Authors: Sebastian Henn*, University of Jena, Matthias Hannemann, University of Jena
Topics: Economic Geography, Business Geography, Europe
Keywords: Inequalities, resentments, populism, Eastern Germany
Session Type: Paper
Presentation File: No File Uploaded
In the context of the debate about the current political changes that characterize numerous Western societies, sometimes the hypothesis is put forward that regions that are particularly affected by rising populism would be thrown back in their economic development as foreign investors are deterred, firms lose competences to serve foreign markets and/or as it becomes difficult for them to attract skilled workers to their locations. The question whether such causalities really exists, however, has not yet been systematically explored; in particular, there is a lack of understanding of the mechanisms that explain how populistic resentments on the firm level affect regional economic development. This presentation aims at closing this research gap and by so doing at contributing to the emerging debate on geographic inequalities.
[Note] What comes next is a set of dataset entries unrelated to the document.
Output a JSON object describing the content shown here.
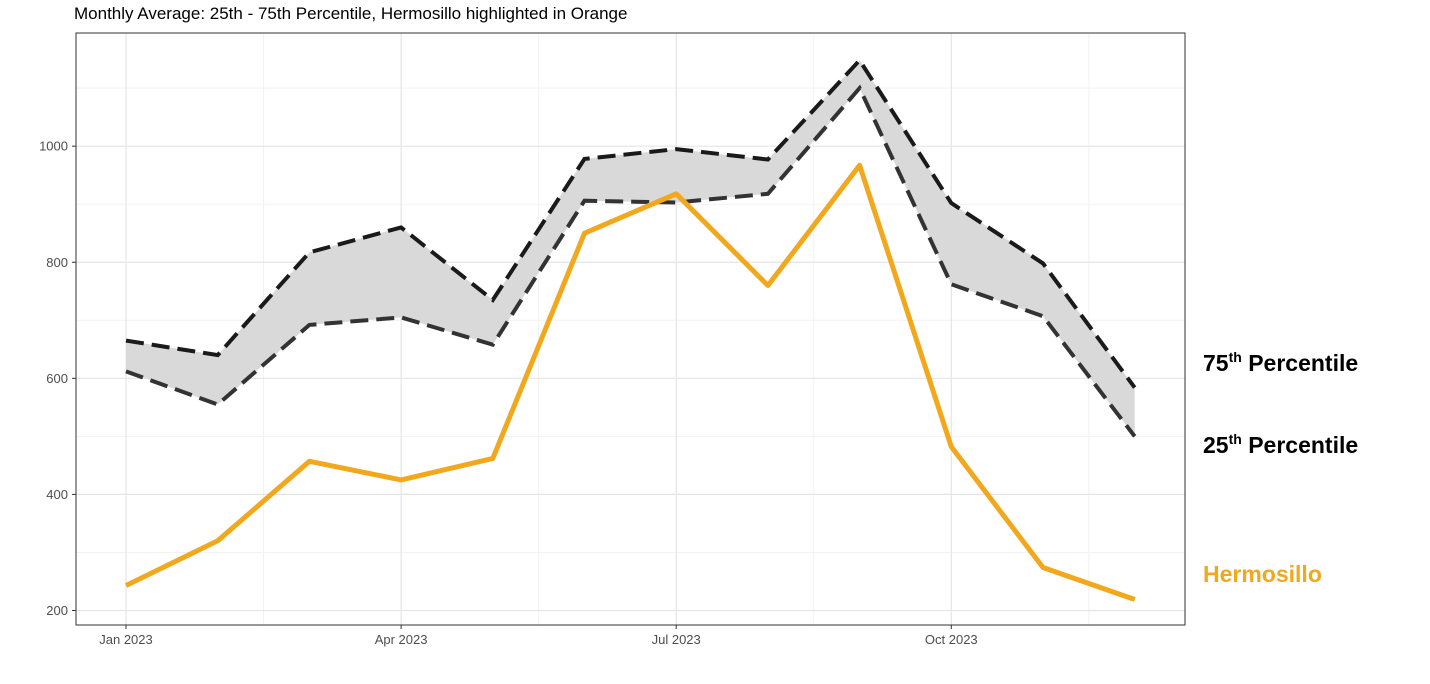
{
  "chart_data": {
    "type": "line",
    "title": "Monthly Average: 25th - 75th Percentile, Hermosillo highlighted in Orange",
    "xlabel": "",
    "ylabel": "",
    "x": [
      "2023-01",
      "2023-02",
      "2023-03",
      "2023-04",
      "2023-05",
      "2023-06",
      "2023-07",
      "2023-08",
      "2023-09",
      "2023-10",
      "2023-11",
      "2023-12"
    ],
    "x_tick_labels": [
      "Jan 2023",
      "Apr 2023",
      "Jul 2023",
      "Oct 2023"
    ],
    "y_ticks": [
      "200",
      "400",
      "600",
      "800",
      "1000"
    ],
    "ylim": [
      175,
      1195
    ],
    "grid": true,
    "series": [
      {
        "name": "Hermosillo",
        "color": "#F2A81D",
        "values": [
          243,
          320,
          457,
          425,
          462,
          850,
          918,
          760,
          967,
          482,
          274,
          219
        ]
      }
    ],
    "band": {
      "fill": "#D9D9D9",
      "upper": [
        665,
        640,
        817,
        860,
        735,
        978,
        995,
        977,
        1148,
        902,
        798,
        584
      ],
      "lower": [
        612,
        555,
        692,
        705,
        658,
        906,
        903,
        918,
        1100,
        762,
        707,
        500
      ]
    },
    "labels": {
      "p75": {
        "base": "75",
        "sup": "th",
        "rest": " Percentile",
        "color": "#000000"
      },
      "p25": {
        "base": "25",
        "sup": "th",
        "rest": " Percentile",
        "color": "#000000"
      },
      "herm": {
        "text": "Hermosillo",
        "color": "#F2A81D"
      }
    }
  }
}
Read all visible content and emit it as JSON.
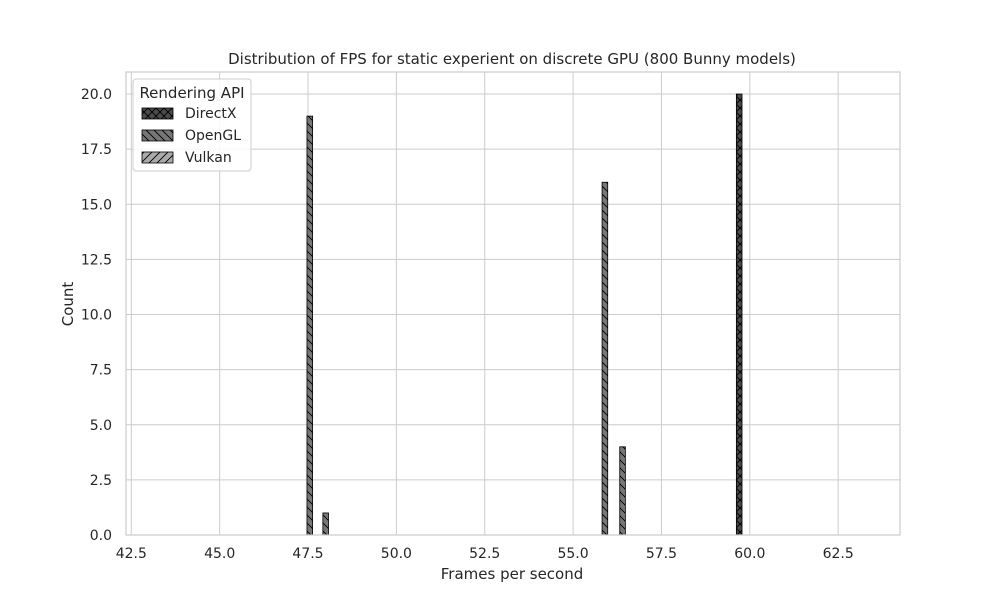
{
  "chart_data": {
    "type": "bar",
    "title": "Distribution of FPS for static experient on discrete GPU (800 Bunny models)",
    "xlabel": "Frames per second",
    "ylabel": "Count",
    "xlim": [
      42.35,
      64.25
    ],
    "ylim": [
      0,
      21
    ],
    "xticks": [
      42.5,
      45.0,
      47.5,
      50.0,
      52.5,
      55.0,
      57.5,
      60.0,
      62.5
    ],
    "xtick_labels": [
      "42.5",
      "45.0",
      "47.5",
      "50.0",
      "52.5",
      "55.0",
      "57.5",
      "60.0",
      "62.5"
    ],
    "yticks": [
      0,
      2.5,
      5,
      7.5,
      10,
      12.5,
      15,
      17.5,
      20
    ],
    "ytick_labels": [
      "0.0",
      "2.5",
      "5.0",
      "7.5",
      "10.0",
      "12.5",
      "15.0",
      "17.5",
      "20.0"
    ],
    "grid": true,
    "legend": {
      "title": "Rendering API",
      "placement": "top-left"
    },
    "bin_width": 0.16,
    "series": [
      {
        "name": "DirectX",
        "color": "#4a4a4a",
        "hatch": "x",
        "bars": [
          {
            "x": 59.7,
            "count": 20
          }
        ]
      },
      {
        "name": "OpenGL",
        "color": "#777777",
        "hatch": "\\",
        "bars": [
          {
            "x": 47.55,
            "count": 19
          },
          {
            "x": 48.0,
            "count": 1
          },
          {
            "x": 55.9,
            "count": 16
          },
          {
            "x": 56.4,
            "count": 4
          }
        ]
      },
      {
        "name": "Vulkan",
        "color": "#aaaaaa",
        "hatch": "/",
        "bars": []
      }
    ]
  }
}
In particular, our study does not aim to statistically analyze the influences between the political orientation of the population and the attractiveness of a particular region. Rather, we seek to answer the question how social relations and (constructed) intersubjective inequalities in firms constitute new geographies of inequality. Our empirical analysis focuses on Thuringia and thus on a region in Eastern Germany in which xenophobic resentments have increased significantly within only a few years.